Homestory #48

It's a jungle out there

Unser Weg zur Arbeit kann manchmal abenteuerlich sein.

Die ganze Aufregung hatte eine scharfe Handgranate verursacht. »Die hat einer mit der Magnetangel aus dem Kanal gefischt«, sagte ein Polizist dem Redakteur der Jungle World, der vorige Woche auf dem Weg zur Arbeit auf einer Brücke über den Berliner Landwehrkanal auf eine ungewöhnliche Ansammlung stieß. Dort stand eine Gruppe Polizisten und ein militärisch wirkendes Fahrzeug der Polizeitaucher Berlin. Unterhalb der Brücke schwammen zwei Männer in Taucheranzügen durch das trübe, mit Laub bedeckte Gewässer. Etliche Schaulustige beobachteten das Ganze. Am Straßenrand entdeckte der aufmerksame Redakteur außerdem einen unauffälligen weißen Kleinbus mit der Aufschrift »Kampfmittelräumdienst«.

Anzeige

Sämtliche Berliner Gewässer seien voll mit Munition aus dem Zweiten Weltkrieg, sagte der Polizist auf Anfrage des Redakteurs. Die Handgranate sei aber »neuerer Machart«, eine jugoslawische, »wahrscheinlich aus den neunziger Jahren«, also der Zeit der Jugoslawienkriege. Ob es häufiger vorkomme, dass Leute in Berlin ihre Handgranaten in öffentlichen Gewässern entsorgen, wollte der Redakteur wissen.
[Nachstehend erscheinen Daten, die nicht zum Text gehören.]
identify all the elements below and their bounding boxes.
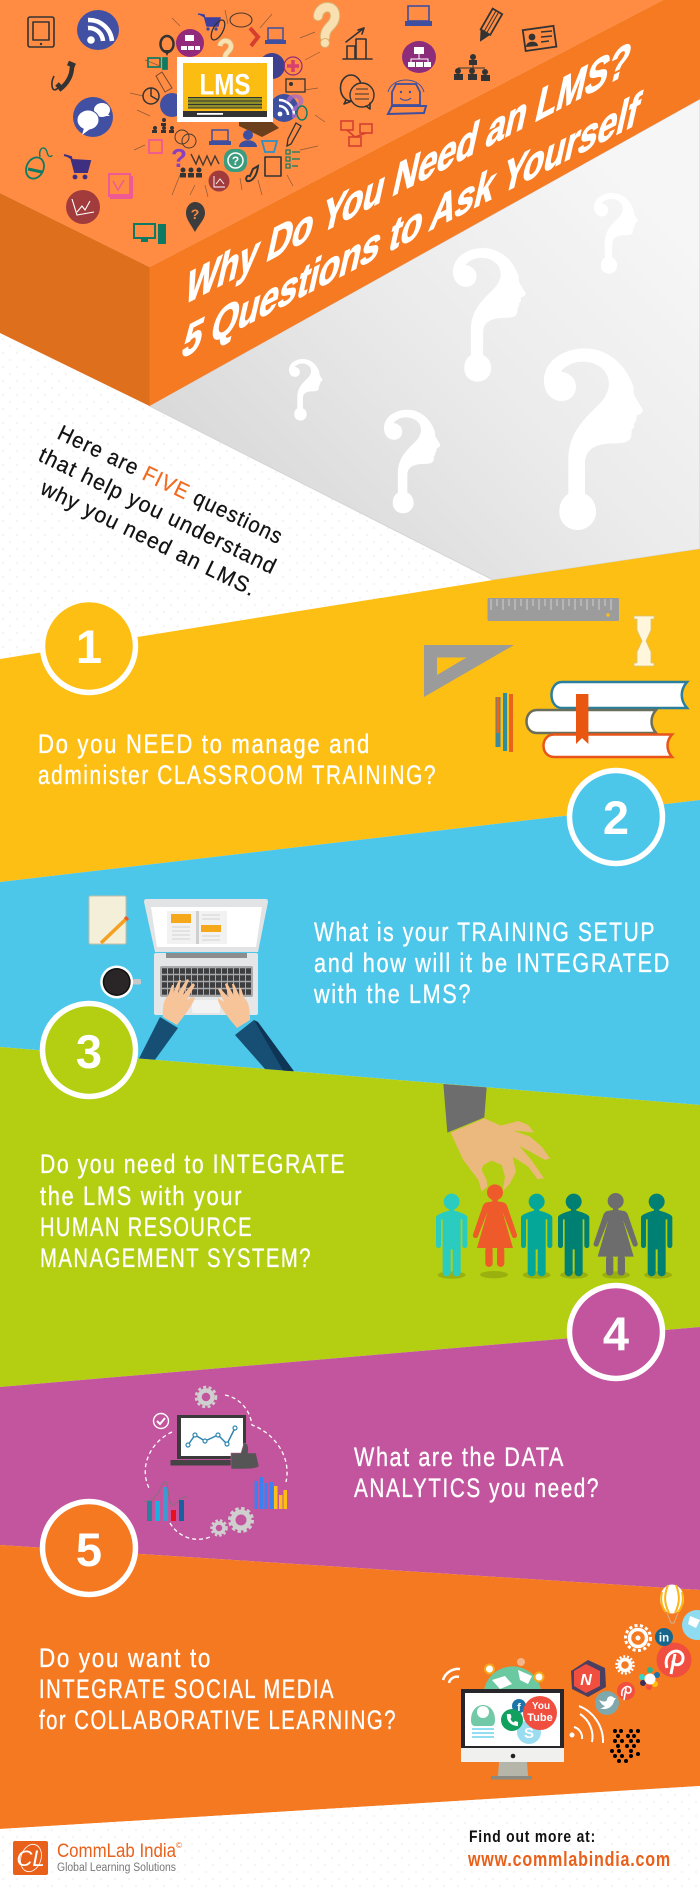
footer call to action: Find out more at:: [469, 1827, 596, 1846]
icon: right sleeve: [235, 1020, 294, 1071]
icon: phone bubble: [501, 1709, 523, 1731]
icon: Facebook: f: [517, 1702, 521, 1714]
icon: dashed cycle arrows: [145, 1395, 287, 1539]
icon: hexagon N: N: [580, 1672, 592, 1689]
icon: small team: [152, 118, 174, 133]
question 3 text: Do you need to INTEGRATE: [40, 1149, 346, 1179]
question 3 text: the LMS with your: [40, 1181, 243, 1211]
illustration: hand picking a person: [436, 1084, 672, 1279]
number badge 2: 2: [603, 791, 629, 844]
icon: thumbs up: [231, 1443, 259, 1469]
icon: picking hand: [451, 1118, 550, 1192]
icon: cloud doodle: [230, 13, 252, 27]
question 4 text: [354, 1442, 600, 1503]
icon: blue circle behind laptop right: [259, 53, 285, 79]
icon: right bar chart: [254, 1477, 287, 1509]
title: Why Do You Need an LMS?: [181, 31, 636, 316]
icon: Twitter: [595, 1691, 619, 1715]
icon: left bar chart: [143, 1481, 187, 1521]
icon: black dot arrow: [610, 1729, 640, 1763]
icon: blue chat circle behind laptop: [160, 93, 184, 117]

Der Polizist sah ihn daraufhin an, als habe er sagen wollen: »Wenn Sie wüssten, was wir jeden Tag tun, damit Sie ein schönes ruhiges Leben führen, fair gehandelten Biokaffee trinken, die Taz lesen, über Polizeibrutalität und racial profiling schimpfen können – sowas von gar keine Ahnung haben Sie!« Inzwischen halfen zwei Polizisten am Rand des Kanals ihren Kollegen in den Taucheranzügen dabei, wieder an Land zu klettern. Weitere Waffen hatten sie offenbar nicht gefunden.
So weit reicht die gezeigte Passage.